Des omissions ou inexactitudes d’un arrêté de permis de construire sans effet sur la portée ou la légalité de ce permis. CE, 20 déc. 2023, n°461552. Mentionné aux tables du recueil Lebon. Un permis de construire, sous réserve des prescriptions dont il peut être assorti, n'a pour effet que d'autoriser une construction conforme aux plans déposés et aux caractéristiques indiquées dans le dossier de demande de permis. D'éventuelles erreurs susceptibles d'affecter les mentions devant figurer sur l'arrêté délivrant le permis (C. Urb. A. 424-9) ne sauraient donner aucun droit à construire dans des conditions différentes de celles résultant de la demande. Par suite, la seule circonstance que l'arrêté délivrant un permis de construire comporte des inexactitudes ou des omissions en ce qui concerne la ou les destinations de la construction qu'il autorise, ou la surface de plancher créée, est sans incidence sur la portée et sur la légalité du permis.

Règles opposables aux projets éoliens : cas des règles de hauteur. CE 18 déc. 2023, n°459339. Mentionné aux tables du recueil Lebon.

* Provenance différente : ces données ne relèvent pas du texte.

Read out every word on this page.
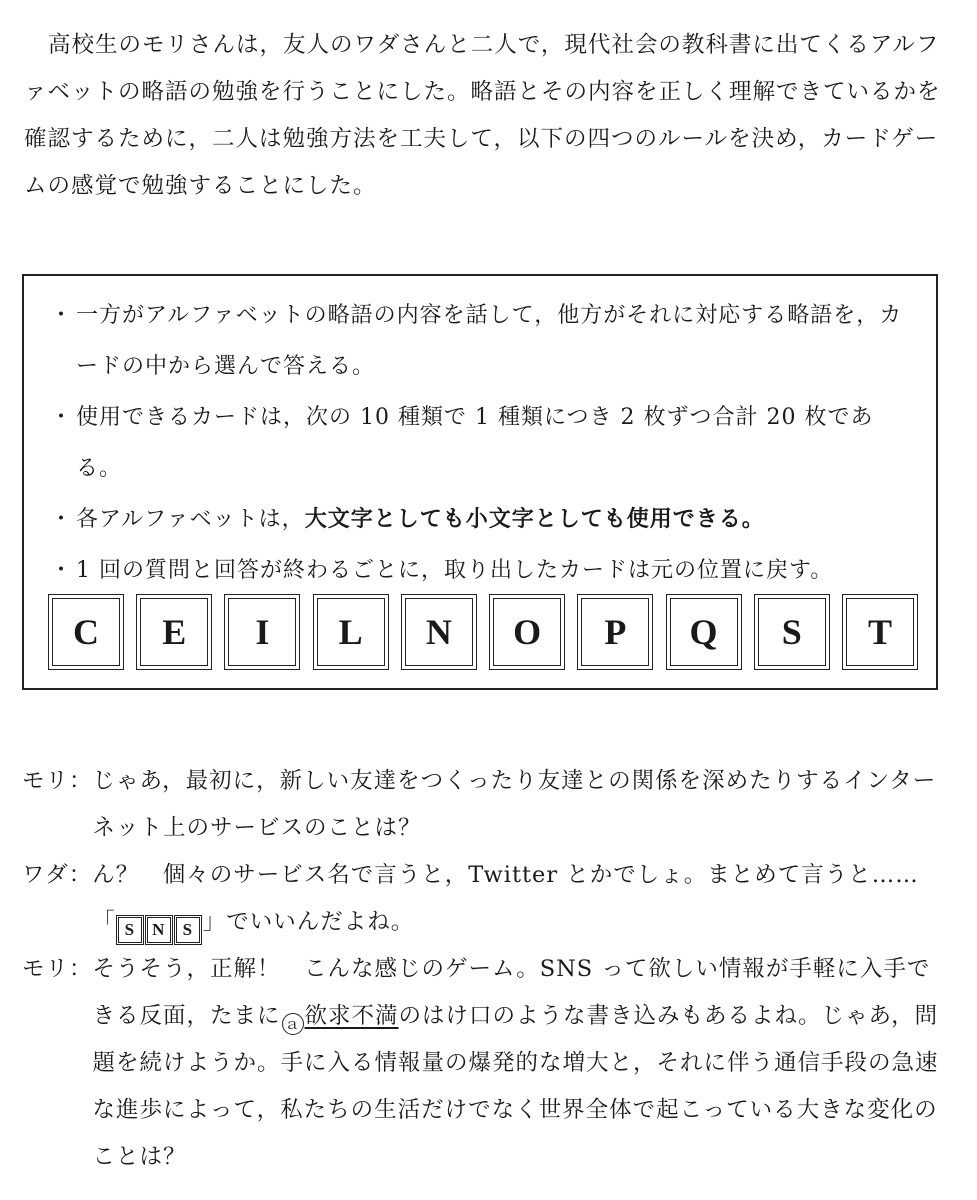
高校生のモリさんは，友人のワダさんと二人で，現代社会の教科書に出てくるアルファベットの略語の勉強を行うことにした。略語とその内容を正しく理解できているかを確認するために，二人は勉強方法を工夫して，以下の四つのルールを決め，カードゲームの感覚で勉強することにした。

・ 一方がアルファベットの略語の内容を話して，他方がそれに対応する略語を，カードの中から選んで答える。
・ 使用できるカードは，次の 10 種類で 1 種類につき 2 枚ずつ合計 20 枚である。
・ 各アルファベットは，大文字としても小文字としても使用できる。
・ 1 回の質問と回答が終わるごとに，取り出したカードは元の位置に戻す。
C	E	I	L	N	O	P	Q	S	T
モリ： じゃあ，最初に，新しい友達をつくったり友達との関係を深めたりするインターネット上のサービスのことは？
ワダ： ん？　個々のサービス名で言うと，Twitter とかでしょ。まとめて言うと……「 S	N	S 」でいいんだよね。
モリ： そうそう，正解！　こんな感じのゲーム。SNS って欲しい情報が手軽に入手できる反面，たまに ａ 欲求不満のはけ口のような書き込みもあるよね。じゃあ，問題を続けようか。手に入る情報量の爆発的な増大と，それに伴う通信手段の急速な進歩によって，私たちの生活だけでなく世界全体で起こっている大きな変化のことは？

1)    Depuis le 1er mars 2017, les projets d’installations d’éoliennes sont soumis à autorisation environnementale. Ils doivent être conformes à l’ensemble des prescriptions du plan local d’urbanisme, notamment aux règles relatives à la hauteur des constructions et installations. (articles L. 421-5 et L. 421-8 du code de l'urbanisme, art. R. 425-29-2 al. 1du même code et art. D. 181-15-2 du code de l'environnement).

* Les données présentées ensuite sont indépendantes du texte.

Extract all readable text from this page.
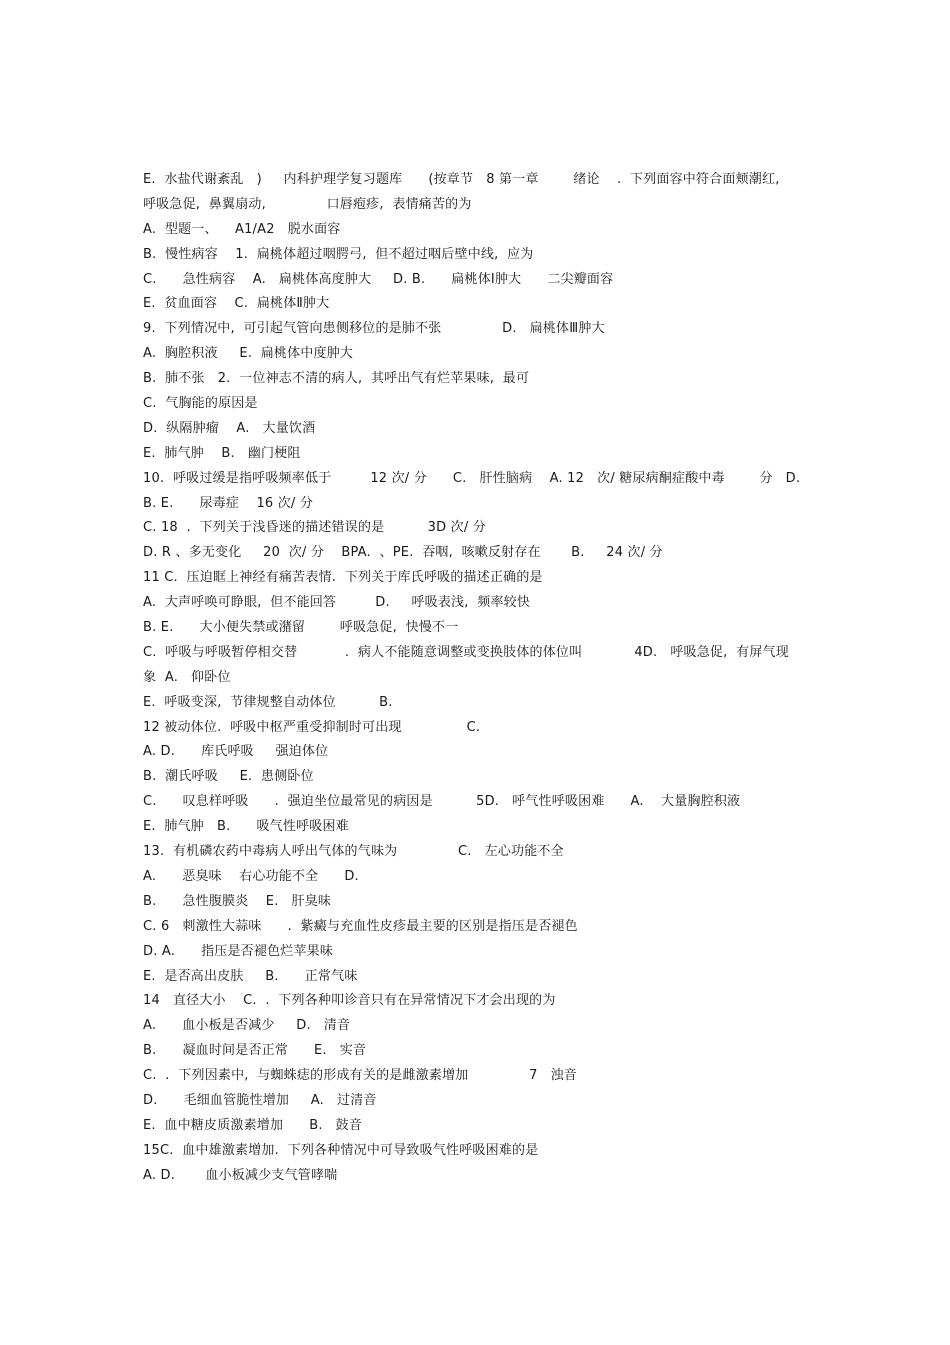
E.  水盐代谢紊乱   )     内科护理学复习题库      (按章节   8 第一章        绪论    .  下列面容中符合面颊潮红,
呼吸急促,  鼻翼扇动,              口唇疱疹,  表情痛苦的为
A.  型题一、    A1/A2   脱水面容
B.  慢性病容    1.  扁桃体超过咽腭弓,  但不超过咽后壁中线,  应为
C.      急性病容    A.   扁桃体高度肿大     D. B.      扁桃体Ⅰ肿大      二尖瓣面容
E.  贫血面容    C.  扁桃体Ⅱ肿大
9.  下列情况中,  可引起气管向患侧移位的是肺不张              D.   扁桃体Ⅲ肿大
A.  胸腔积液     E.  扁桃体中度肿大
B.  肺不张   2.  一位神志不清的病人,  其呼出气有烂苹果味,  最可
C.  气胸能的原因是
D.  纵隔肿瘤    A.   大量饮酒
E.  肺气肿    B.   幽门梗阻
10.  呼吸过缓是指呼吸频率低于         12 次/ 分      C.   肝性脑病    A. 12   次/ 糖尿病酮症酸中毒        分   D.
B. E.      尿毒症    16 次/ 分
C. 18  .  下列关于浅昏迷的描述错误的是          3D 次/ 分
D. R 、多无变化     20  次/ 分    BPA.  、PE.  吞咽,  咳嗽反射存在       B.     24 次/ 分
11 C.  压迫眶上神经有痛苦表情.  下列关于库氏呼吸的描述正确的是
A.  大声呼唤可睁眼,  但不能回答         D.     呼吸表浅,  频率较快
B. E.      大小便失禁或潴留        呼吸急促,  快慢不一
C.  呼吸与呼吸暂停相交替           .  病人不能随意调整或变换肢体的体位叫            4D.   呼吸急促,  有屏气现
象  A.   仰卧位
E.  呼吸变深,  节律规整自动体位          B.
12 被动体位.  呼吸中枢严重受抑制时可出现               C.
A. D.      库氏呼吸     强迫体位
B.  潮氏呼吸     E.  患侧卧位
C.      叹息样呼吸      .  强迫坐位最常见的病因是          5D.   呼气性呼吸困难      A.    大量胸腔积液
E.  肺气肿   B.      吸气性呼吸困难
13.  有机磷农药中毒病人呼出气体的气味为              C.   左心功能不全
A.      恶臭味    右心功能不全      D.
B.      急性腹膜炎    E.   肝臭味
C. 6   刺激性大蒜味      .  紫癜与充血性皮疹最主要的区别是指压是否褪色
D. A.      指压是否褪色烂苹果味
E.  是否高出皮肤     B.      正常气味
14   直径大小    C.  .  下列各种叩诊音只有在异常情况下才会出现的为
A.      血小板是否减少     D.   清音
B.      凝血时间是否正常      E.   实音
C.  .  下列因素中,  与蜘蛛痣的形成有关的是雌激素增加              7   浊音
D.      毛细血管脆性增加     A.   过清音
E.  血中糖皮质激素增加      B.   鼓音
15C.  血中雄激素增加.  下列各种情况中可导致吸气性呼吸困难的是
A. D.       血小板减少支气管哮喘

2)    Pour les projets qui ont fait l'objet d'une demande régulièrement déposée avant le 1er mars 2017 et qui sont soumis à la fois à l'exigence d'un permis de construire et d'une autorisation d'exploiter ICPE, seules les prescriptions du PLU qui déterminent les conditions d'utilisation et d'occupation des sols et les natures d'activités interdites ou limitées s'imposent à cette autorisation. Les règles relatives à la hauteur des constructions et installations, dont le respect est assuré, à l'occasion de la délivrance du permis de construire, ne sont pas opposables à l'autorisation d'exploiter, peu important à cet égard la circonstance qu'elles figurent dans une partie du règlement du PLU relative à la nature de l'occupation et de l'utilisation des sols.(articles L. 151-9, L. 421-1, L. 421-6 et R. 151-33 , L. 123 5, devenu L. 152-1du code de l'urbanisme,  L. 514-6 du code de l'environnement).

La mise en œuvre du droit de préemption commercial doit répondre à un intérêt général suffisant. CE, 15 déc. 2023, n° 470167. Mentionné aux tables du recueil Lebon. Selon l'article L. 210-1 du code de l'urbanisme, les collectivités titulaires du droit de préemption des communes sur les fonds artisanaux, fonds de commerce, baux commerciaux et terrains faisant l’objet d’un projet d’aménagement commercial (articles L. 214-1 et L. 214-2) peuvent légalement exercer ce droit :

1) si elles justifient, à la date à laquelle elles l'exercent, de la réalité d'un projet d'action ou d'opération d'aménagement répondant aux objets mentionnés à l'article L. 300 1 du code de l'urbanisme, alors même que les caractéristiques précises de ce projet n'auraient pas été définies à cette date,

2) si elles font apparaître la nature de ce projet dans la décision de préemption.

3) En outre, la mise en œuvre de ce droit doit, eu égard notamment aux caractéristiques du bien, en l'occurrence le fonds artisanal ou commercial ou le bail commercial, faisant l'objet de l'opération ou au coût prévisible de cette dernière, répondre à un intérêt général suffisant.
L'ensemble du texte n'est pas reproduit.